Ming-Flash-Omni: A Sparse, Unified Architecture for Multimodal Perception and Generation
arXiv:2510.24821v3 Announce Type: replace
Abstract: We propose Ming-Flash-Omni, an upgraded version of Ming-Omni, built upon a sparser Mixture-of-Experts (MoE) variant of Ling-Flash-2.0 with 100 billion total parameters, of which only 6.1 billion are active per token. This architecture enables highly efficient scaling (dramatically improving computational efficiency while significantly expanding model capacity) and empowers stronger unified multimodal intelligence across vision, speech, and language, representing a key step toward Artificial General Intelligence (AGI).

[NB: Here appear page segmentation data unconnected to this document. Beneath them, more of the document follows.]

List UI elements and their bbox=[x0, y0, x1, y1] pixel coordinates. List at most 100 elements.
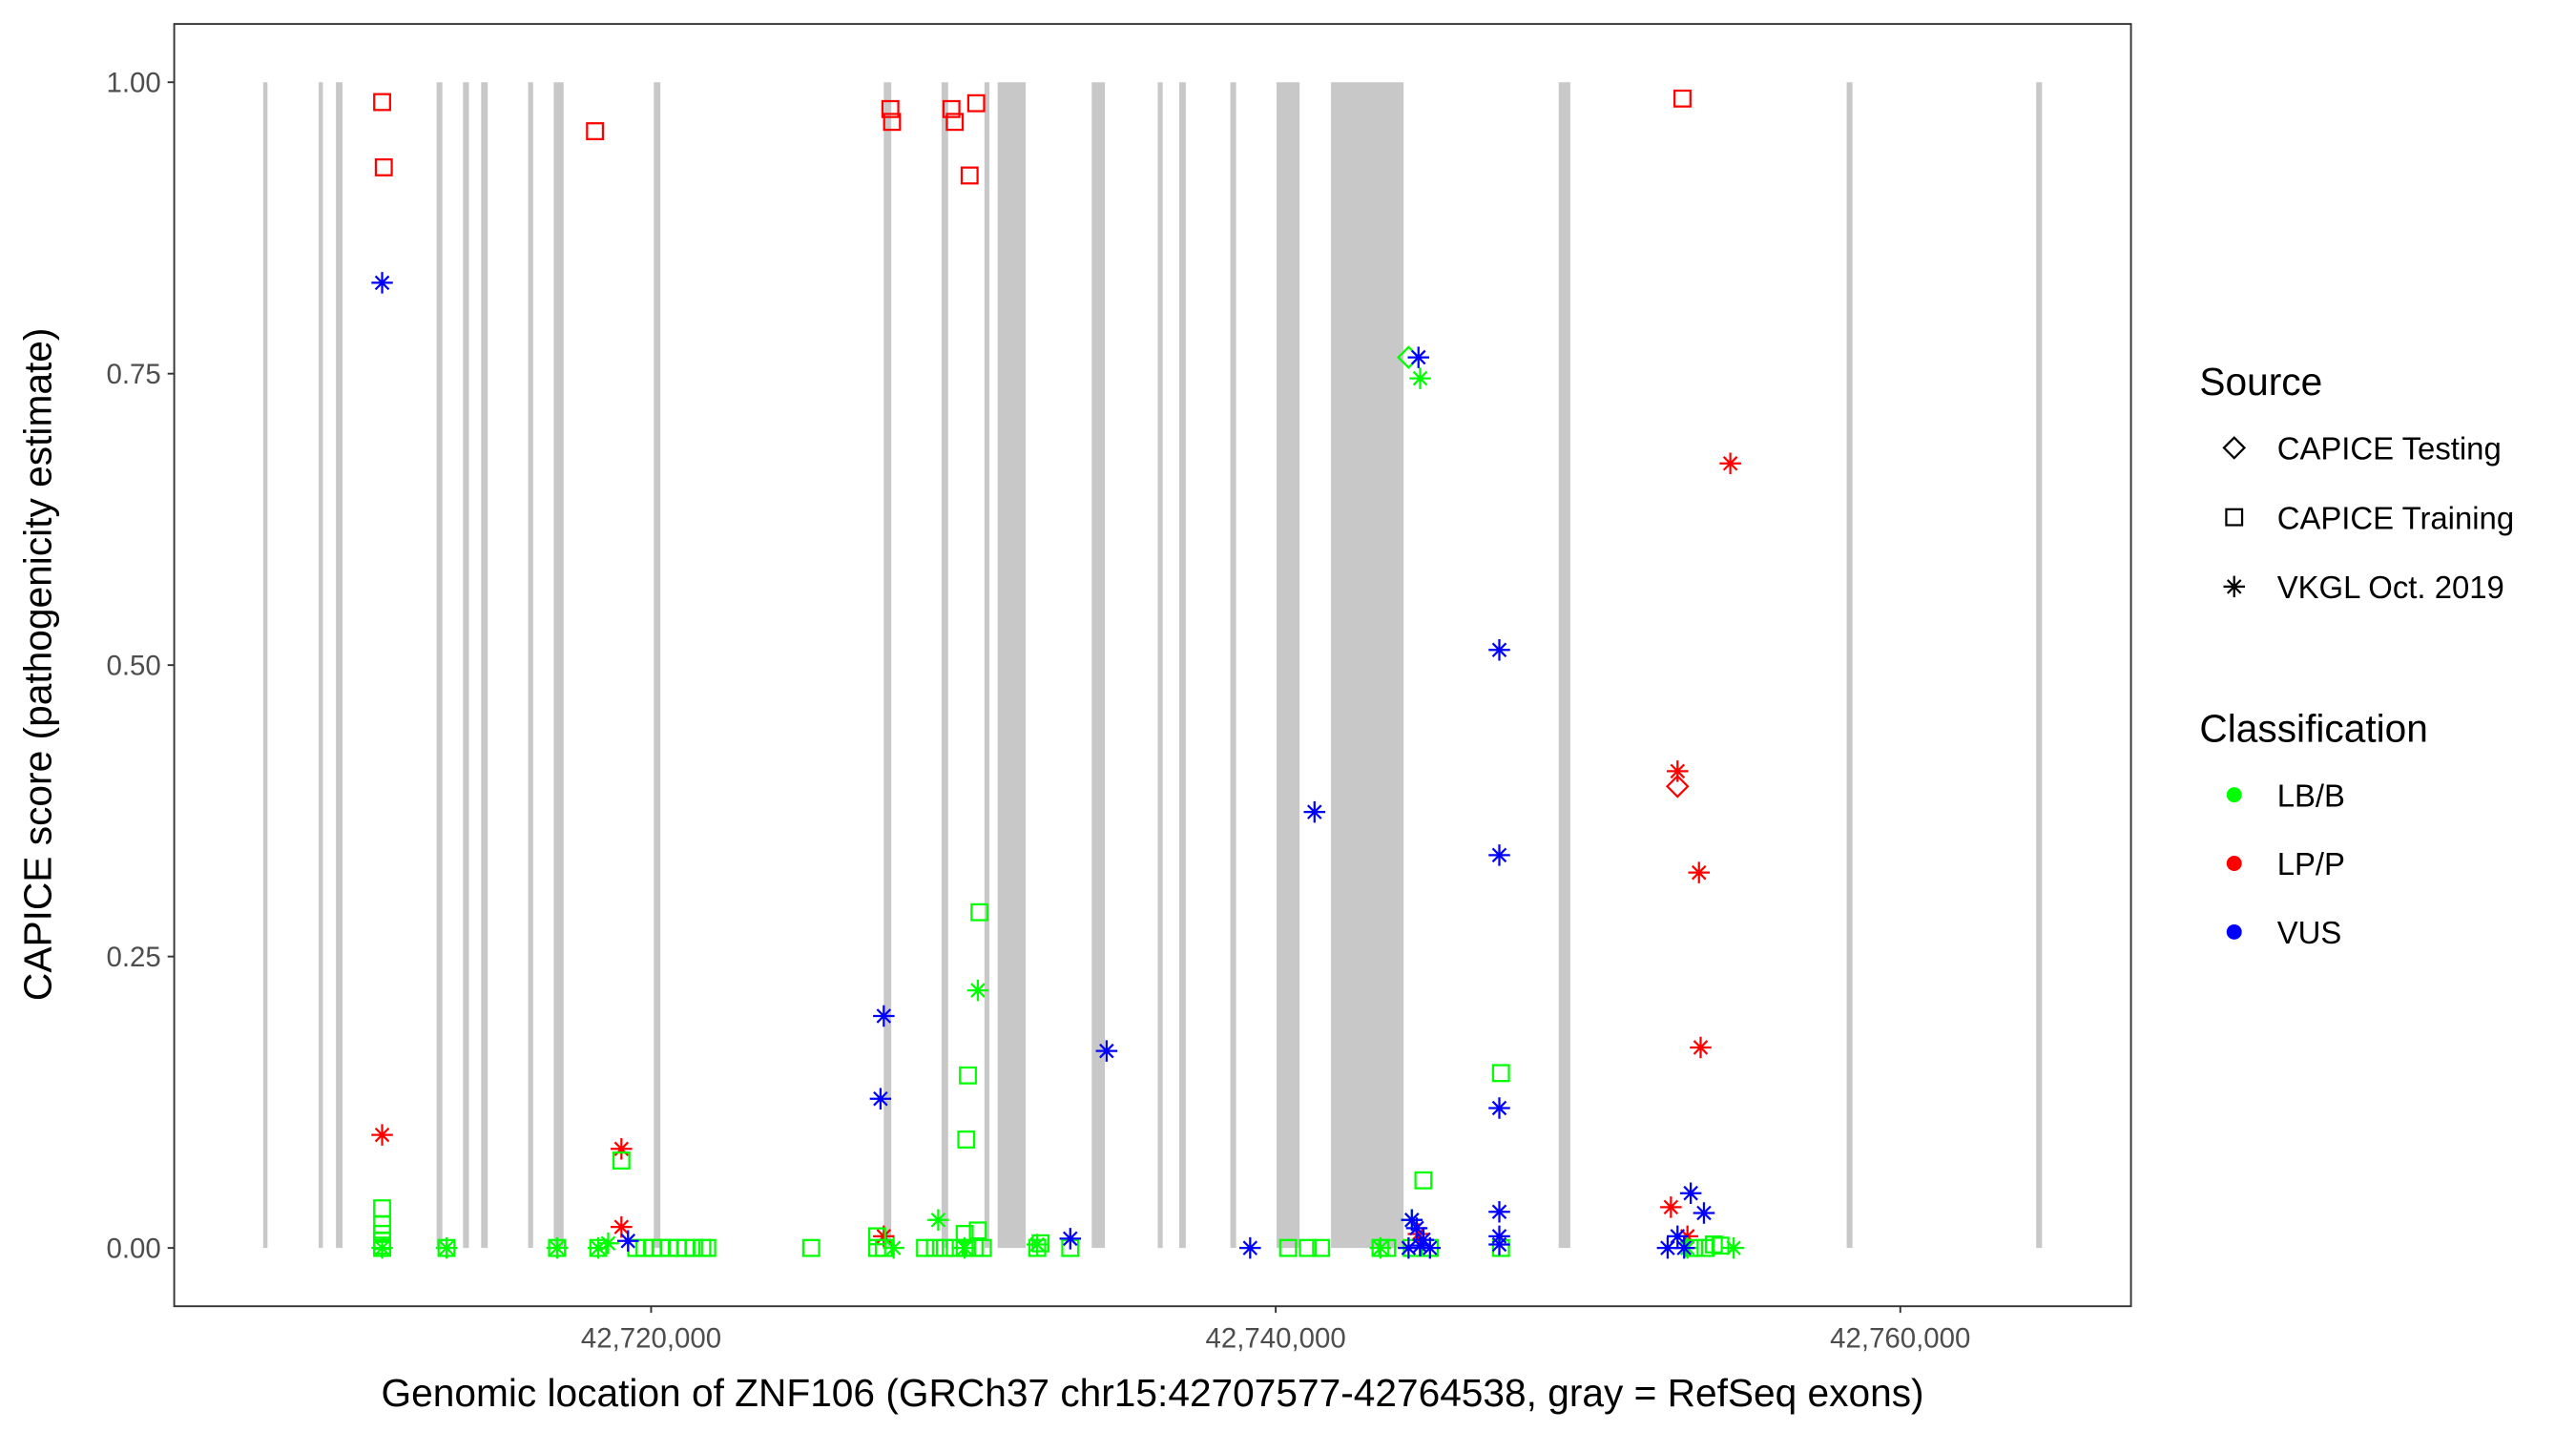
data-point bbox=[1667, 760, 1689, 782]
data-point bbox=[1488, 1234, 1510, 1255]
legend-key-lpp-dot-icon bbox=[2226, 856, 2242, 871]
data-point bbox=[1095, 1040, 1118, 1062]
legend-label-vus: VUS bbox=[2277, 915, 2342, 950]
data-point bbox=[1298, 1238, 1318, 1257]
data-point bbox=[869, 1088, 892, 1110]
data-point bbox=[1660, 1196, 1682, 1218]
exon-band bbox=[1558, 82, 1570, 1249]
data-point bbox=[1031, 1234, 1050, 1253]
data-point bbox=[945, 113, 965, 132]
data-point bbox=[1690, 1036, 1712, 1059]
data-point bbox=[1369, 1236, 1392, 1259]
exon-band bbox=[941, 82, 948, 1249]
data-point bbox=[1704, 1235, 1723, 1254]
data-point bbox=[873, 1005, 895, 1027]
exon-band bbox=[1331, 82, 1404, 1249]
exon-band bbox=[1276, 82, 1300, 1249]
exon-band bbox=[1178, 82, 1186, 1249]
data-point bbox=[927, 1209, 949, 1232]
exon-band bbox=[1091, 82, 1106, 1249]
data-point bbox=[1719, 452, 1741, 475]
legend: Source CAPICE Testing CAPICE Training VKGL… bbox=[2199, 360, 2514, 950]
exon-band bbox=[463, 82, 469, 1249]
exon-band bbox=[984, 82, 990, 1249]
data-point bbox=[1378, 1238, 1397, 1257]
data-point bbox=[371, 1124, 393, 1146]
legend-key-vus-dot-icon bbox=[2226, 923, 2242, 940]
data-point bbox=[801, 1238, 821, 1257]
data-point bbox=[587, 1236, 610, 1259]
data-point bbox=[1239, 1236, 1261, 1259]
exon-band bbox=[654, 82, 661, 1249]
data-point bbox=[1656, 1236, 1679, 1259]
data-point bbox=[960, 166, 979, 185]
data-point bbox=[697, 1238, 717, 1257]
y-axis: 0.00 0.25 0.50 0.75 1.00 bbox=[107, 68, 175, 1265]
data-point bbox=[1693, 1202, 1715, 1224]
exon-band bbox=[336, 82, 343, 1249]
data-point bbox=[957, 1130, 976, 1149]
data-point bbox=[1488, 1097, 1510, 1119]
data-point bbox=[1409, 367, 1431, 389]
data-point bbox=[1312, 1238, 1331, 1257]
data-point bbox=[968, 1221, 987, 1240]
data-point bbox=[1303, 800, 1326, 823]
data-point bbox=[873, 1225, 895, 1248]
data-point bbox=[435, 1236, 458, 1259]
exon-band bbox=[528, 82, 533, 1249]
data-point bbox=[953, 1236, 976, 1259]
legend-label-lbb: LB/B bbox=[2277, 778, 2345, 813]
data-point bbox=[970, 902, 989, 922]
exon-bands bbox=[262, 82, 2043, 1249]
data-point bbox=[374, 157, 393, 176]
data-point bbox=[371, 272, 393, 294]
data-point bbox=[1488, 639, 1510, 661]
data-point bbox=[1409, 1234, 1431, 1256]
data-point bbox=[883, 1236, 904, 1259]
exon-band bbox=[262, 82, 268, 1249]
y-tick-label: 0.75 bbox=[107, 359, 161, 390]
data-point bbox=[1405, 1217, 1428, 1239]
data-point bbox=[966, 979, 989, 1002]
exon-band bbox=[553, 82, 564, 1249]
x-axis-title: Genomic location of ZNF106 (GRCh37 chr15… bbox=[382, 1371, 1924, 1415]
exon-band bbox=[318, 82, 323, 1249]
data-point bbox=[942, 99, 961, 118]
data-point bbox=[612, 1151, 631, 1170]
exon-band bbox=[1846, 82, 1853, 1249]
data-point bbox=[1419, 1236, 1442, 1259]
data-point bbox=[1672, 1236, 1695, 1259]
exon-band bbox=[2036, 82, 2043, 1249]
data-points bbox=[371, 89, 1745, 1259]
x-tick-label: 42,720,000 bbox=[581, 1323, 721, 1355]
legend-label-lpp: LP/P bbox=[2277, 846, 2345, 881]
legend-key-training-icon bbox=[2225, 508, 2244, 527]
data-point bbox=[597, 1232, 619, 1255]
data-point bbox=[1414, 1171, 1433, 1190]
y-tick-label: 1.00 bbox=[107, 68, 161, 99]
legend-title-source: Source bbox=[2199, 360, 2322, 404]
data-point bbox=[1722, 1236, 1745, 1259]
data-point bbox=[1665, 774, 1690, 798]
data-point bbox=[546, 1236, 569, 1259]
data-point bbox=[373, 93, 391, 112]
legend-label-testing: CAPICE Testing bbox=[2277, 431, 2502, 467]
data-point bbox=[1679, 1182, 1702, 1204]
data-point bbox=[586, 122, 605, 140]
legend-label-training: CAPICE Training bbox=[2277, 500, 2514, 535]
exon-band bbox=[481, 82, 488, 1249]
y-tick-label: 0.00 bbox=[107, 1234, 161, 1265]
data-point bbox=[1407, 346, 1429, 368]
y-tick-label: 0.25 bbox=[107, 942, 161, 973]
data-point bbox=[371, 1236, 393, 1259]
data-point bbox=[959, 1066, 977, 1085]
legend-title-classification: Classification bbox=[2199, 707, 2428, 751]
y-tick-label: 0.50 bbox=[107, 651, 161, 682]
data-point bbox=[916, 1238, 934, 1257]
legend-label-vkgl: VKGL Oct. 2019 bbox=[2277, 570, 2504, 605]
data-point bbox=[1491, 1064, 1510, 1083]
data-point bbox=[1401, 1209, 1423, 1232]
data-point bbox=[1667, 1225, 1689, 1248]
exon-band bbox=[1157, 82, 1163, 1249]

Compared to its predecessor, the upgraded version exhibits substantial improvements across multimodal understanding and generation. Notably, it achieves strong performance on vision-language understanding benchmarks, with overall scores on par with Gemini 2.5 Pro, and enables seamless switching among multimodal tasks in multi-turn interactions. In speech, it achieves strong performance in contextual and dialect-aware ASR while enabling joint, continuous-generation of speech, sound, and music. In vision, it introduces generative semantic segmentation that achieves competitive standalone performance and enhances spatial control and editing consistency, alongside marked improvements in identity preservation, and high-fidelity in-image text rendering. Together, these capabilities demonstrate that a single unified model can serve as a practical foundation for general-purpose multimodal intelligence.